Elasticsearch is a popular choice for implementing full-text search functionality in applications, websites, and content management systems due to its powerful search capabilities and flexible data model.

Security Analytics

Elasticsearch, in combination with other Elastic Stack components, can be used for security analytics, such as monitoring network traffic, detecting anomalies, and identifying potential threats.

Snowflake Use Cases

Data Warehousing

Snowflake provides a scalable, secure, and fully managed data warehousing solution, making it suitable for organizations that need to store, process, and analyze large volumes of structured and semi-structured data.

Data Lake

Snowflake can serve as a data lake for ingesting and storing large volumes of raw, unprocessed data, which can be later transformed and analyzed as needed.

Data Integration and ETL

Snowflake’s support for SQL and various data loading and unloading options makes it a good choice for data integration and ETL


Elasticsearch Pricing Model

Elasticsearch is open-source software and can be self-hosted without any licensing fees.
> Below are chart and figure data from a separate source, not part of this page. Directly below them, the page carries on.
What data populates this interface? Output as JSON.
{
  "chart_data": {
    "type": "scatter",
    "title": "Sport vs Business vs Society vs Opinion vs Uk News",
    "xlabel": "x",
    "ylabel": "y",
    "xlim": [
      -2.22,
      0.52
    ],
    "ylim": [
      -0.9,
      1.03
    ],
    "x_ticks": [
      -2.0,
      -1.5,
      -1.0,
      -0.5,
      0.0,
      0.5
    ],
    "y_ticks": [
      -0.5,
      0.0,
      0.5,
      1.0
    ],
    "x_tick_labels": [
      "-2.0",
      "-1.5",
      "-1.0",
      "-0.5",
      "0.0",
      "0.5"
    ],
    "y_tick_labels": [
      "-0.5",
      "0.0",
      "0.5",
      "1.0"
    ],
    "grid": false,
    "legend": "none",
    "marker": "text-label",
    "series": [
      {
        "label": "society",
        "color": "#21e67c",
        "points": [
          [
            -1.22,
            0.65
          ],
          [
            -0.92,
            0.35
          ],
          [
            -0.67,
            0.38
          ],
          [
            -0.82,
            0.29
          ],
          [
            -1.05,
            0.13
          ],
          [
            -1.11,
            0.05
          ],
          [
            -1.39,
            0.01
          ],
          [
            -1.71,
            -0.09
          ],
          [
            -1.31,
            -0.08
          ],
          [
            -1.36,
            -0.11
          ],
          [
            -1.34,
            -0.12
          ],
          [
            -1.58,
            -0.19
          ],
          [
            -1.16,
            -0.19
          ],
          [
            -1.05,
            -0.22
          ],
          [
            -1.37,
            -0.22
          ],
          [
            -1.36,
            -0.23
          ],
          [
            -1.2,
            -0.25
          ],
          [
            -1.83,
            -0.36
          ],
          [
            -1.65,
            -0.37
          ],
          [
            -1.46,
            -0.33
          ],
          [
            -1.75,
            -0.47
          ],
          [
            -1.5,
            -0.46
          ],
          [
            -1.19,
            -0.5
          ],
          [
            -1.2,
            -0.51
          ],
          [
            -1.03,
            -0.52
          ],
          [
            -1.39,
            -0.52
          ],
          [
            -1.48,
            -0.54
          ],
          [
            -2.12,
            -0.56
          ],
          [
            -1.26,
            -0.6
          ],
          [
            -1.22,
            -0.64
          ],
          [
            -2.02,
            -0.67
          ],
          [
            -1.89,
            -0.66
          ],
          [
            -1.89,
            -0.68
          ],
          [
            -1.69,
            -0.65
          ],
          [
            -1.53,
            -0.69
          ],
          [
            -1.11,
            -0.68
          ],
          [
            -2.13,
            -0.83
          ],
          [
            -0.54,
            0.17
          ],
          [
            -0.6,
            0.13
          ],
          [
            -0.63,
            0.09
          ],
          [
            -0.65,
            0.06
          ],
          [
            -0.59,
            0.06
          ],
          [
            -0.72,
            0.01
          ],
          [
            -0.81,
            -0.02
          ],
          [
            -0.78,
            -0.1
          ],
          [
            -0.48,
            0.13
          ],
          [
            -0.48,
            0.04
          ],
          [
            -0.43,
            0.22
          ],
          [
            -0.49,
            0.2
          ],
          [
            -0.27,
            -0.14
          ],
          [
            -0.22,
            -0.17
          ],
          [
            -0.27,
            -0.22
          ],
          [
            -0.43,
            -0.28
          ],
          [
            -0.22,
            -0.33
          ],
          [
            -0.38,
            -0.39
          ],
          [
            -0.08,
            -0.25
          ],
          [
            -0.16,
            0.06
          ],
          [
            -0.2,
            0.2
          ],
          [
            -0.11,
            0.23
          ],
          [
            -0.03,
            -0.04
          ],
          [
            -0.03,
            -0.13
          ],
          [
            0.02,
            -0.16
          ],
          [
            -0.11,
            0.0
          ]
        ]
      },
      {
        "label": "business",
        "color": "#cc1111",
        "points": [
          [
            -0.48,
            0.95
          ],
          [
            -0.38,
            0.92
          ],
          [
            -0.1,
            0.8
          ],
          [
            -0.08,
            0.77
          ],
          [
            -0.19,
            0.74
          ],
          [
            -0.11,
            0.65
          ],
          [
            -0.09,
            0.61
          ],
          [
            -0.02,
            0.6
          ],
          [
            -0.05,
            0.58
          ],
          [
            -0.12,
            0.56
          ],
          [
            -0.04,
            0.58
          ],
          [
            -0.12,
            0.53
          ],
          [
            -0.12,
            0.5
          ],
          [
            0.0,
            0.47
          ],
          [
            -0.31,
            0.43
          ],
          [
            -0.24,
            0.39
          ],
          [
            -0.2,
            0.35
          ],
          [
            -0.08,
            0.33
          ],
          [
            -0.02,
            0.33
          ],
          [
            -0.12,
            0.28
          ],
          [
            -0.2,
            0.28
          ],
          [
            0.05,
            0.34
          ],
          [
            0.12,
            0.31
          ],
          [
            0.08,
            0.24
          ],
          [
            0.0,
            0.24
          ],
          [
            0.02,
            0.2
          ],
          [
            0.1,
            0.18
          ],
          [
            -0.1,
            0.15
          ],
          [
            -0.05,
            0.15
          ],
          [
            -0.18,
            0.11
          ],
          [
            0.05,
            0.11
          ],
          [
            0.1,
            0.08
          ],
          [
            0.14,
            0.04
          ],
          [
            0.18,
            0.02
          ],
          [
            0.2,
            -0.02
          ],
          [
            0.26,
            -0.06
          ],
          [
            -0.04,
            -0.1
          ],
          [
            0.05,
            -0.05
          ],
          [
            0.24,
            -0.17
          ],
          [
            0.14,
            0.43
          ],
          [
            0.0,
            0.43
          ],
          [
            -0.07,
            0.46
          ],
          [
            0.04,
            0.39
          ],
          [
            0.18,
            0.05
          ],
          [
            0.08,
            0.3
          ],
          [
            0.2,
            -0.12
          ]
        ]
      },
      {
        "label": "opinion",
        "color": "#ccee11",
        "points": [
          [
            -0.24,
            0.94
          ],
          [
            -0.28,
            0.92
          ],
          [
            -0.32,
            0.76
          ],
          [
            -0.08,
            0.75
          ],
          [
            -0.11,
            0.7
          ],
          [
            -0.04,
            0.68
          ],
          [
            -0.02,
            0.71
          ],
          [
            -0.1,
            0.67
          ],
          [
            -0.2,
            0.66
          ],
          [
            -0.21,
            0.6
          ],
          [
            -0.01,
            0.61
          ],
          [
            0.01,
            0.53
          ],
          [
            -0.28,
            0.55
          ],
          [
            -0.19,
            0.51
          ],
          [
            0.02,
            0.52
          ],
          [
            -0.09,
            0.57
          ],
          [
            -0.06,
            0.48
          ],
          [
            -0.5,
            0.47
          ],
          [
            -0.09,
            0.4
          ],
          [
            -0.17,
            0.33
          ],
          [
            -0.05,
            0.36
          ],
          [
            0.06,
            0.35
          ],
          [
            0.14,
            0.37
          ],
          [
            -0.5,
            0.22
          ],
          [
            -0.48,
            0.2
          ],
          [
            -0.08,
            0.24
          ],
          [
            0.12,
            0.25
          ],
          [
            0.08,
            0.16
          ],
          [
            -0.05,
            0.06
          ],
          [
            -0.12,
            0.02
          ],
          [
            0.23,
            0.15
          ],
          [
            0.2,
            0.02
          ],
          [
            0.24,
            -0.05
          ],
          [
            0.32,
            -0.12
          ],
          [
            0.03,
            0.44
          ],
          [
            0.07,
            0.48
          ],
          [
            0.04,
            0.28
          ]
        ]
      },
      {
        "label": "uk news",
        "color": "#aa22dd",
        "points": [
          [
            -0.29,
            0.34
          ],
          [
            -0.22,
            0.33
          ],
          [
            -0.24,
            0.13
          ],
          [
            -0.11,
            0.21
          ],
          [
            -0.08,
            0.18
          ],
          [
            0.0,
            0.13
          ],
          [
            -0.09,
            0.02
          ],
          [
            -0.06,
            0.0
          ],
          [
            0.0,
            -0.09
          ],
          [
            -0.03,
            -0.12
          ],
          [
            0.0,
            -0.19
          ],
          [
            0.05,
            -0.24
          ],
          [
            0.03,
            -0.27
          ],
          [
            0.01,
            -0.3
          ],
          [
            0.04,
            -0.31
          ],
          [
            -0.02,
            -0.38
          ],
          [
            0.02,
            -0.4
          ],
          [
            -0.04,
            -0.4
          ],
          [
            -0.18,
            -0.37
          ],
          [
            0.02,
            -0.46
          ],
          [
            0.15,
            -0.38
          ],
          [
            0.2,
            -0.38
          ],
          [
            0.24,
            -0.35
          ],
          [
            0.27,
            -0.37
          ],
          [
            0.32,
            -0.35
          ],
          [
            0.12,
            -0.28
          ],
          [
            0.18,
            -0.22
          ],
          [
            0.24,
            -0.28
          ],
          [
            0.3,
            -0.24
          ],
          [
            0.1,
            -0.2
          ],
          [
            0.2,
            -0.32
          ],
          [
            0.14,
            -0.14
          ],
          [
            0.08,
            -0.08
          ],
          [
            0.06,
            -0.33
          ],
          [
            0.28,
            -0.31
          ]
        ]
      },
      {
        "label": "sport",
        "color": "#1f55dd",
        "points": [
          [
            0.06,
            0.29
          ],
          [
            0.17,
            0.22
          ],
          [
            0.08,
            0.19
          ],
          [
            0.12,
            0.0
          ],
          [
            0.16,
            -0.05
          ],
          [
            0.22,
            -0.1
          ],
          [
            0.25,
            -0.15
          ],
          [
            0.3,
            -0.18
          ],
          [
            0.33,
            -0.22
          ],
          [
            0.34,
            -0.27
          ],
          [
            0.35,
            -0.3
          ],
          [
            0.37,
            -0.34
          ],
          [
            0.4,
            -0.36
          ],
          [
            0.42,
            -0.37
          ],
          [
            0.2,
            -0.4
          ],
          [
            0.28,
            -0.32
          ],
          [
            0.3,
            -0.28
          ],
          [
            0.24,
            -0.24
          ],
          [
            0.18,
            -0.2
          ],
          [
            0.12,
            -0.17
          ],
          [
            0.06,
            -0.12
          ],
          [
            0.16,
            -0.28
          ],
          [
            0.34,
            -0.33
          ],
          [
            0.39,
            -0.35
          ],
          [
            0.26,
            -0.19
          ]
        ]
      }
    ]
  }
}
However, operational costs, such as hardware, hosting, and maintenance, should be considered. Elasticsearch also offers a managed cloud service called Elastic Cloud, which provides various pricing tiers based on factors like storage, computing resources, and support. Elastic Cloud includes additional features and tools, such as Kibana, machine learning, and security features.

Snowflake Pricing Model

Snowflake offers a pay-as-you-go pricing model, with separate charges for storage and compute resources. Storage is billed on a per-terabyte, per-month basis, while compute resources are billed based on usage, measured in Snowflake Credits. Snowflake offers various editions, including Standard, Enterprise, Business Critical, and Virtual Private Snowflake, each with different features and pricing options. Users can also opt for on-demand or pre-purchased, discounted Snowflake Credits.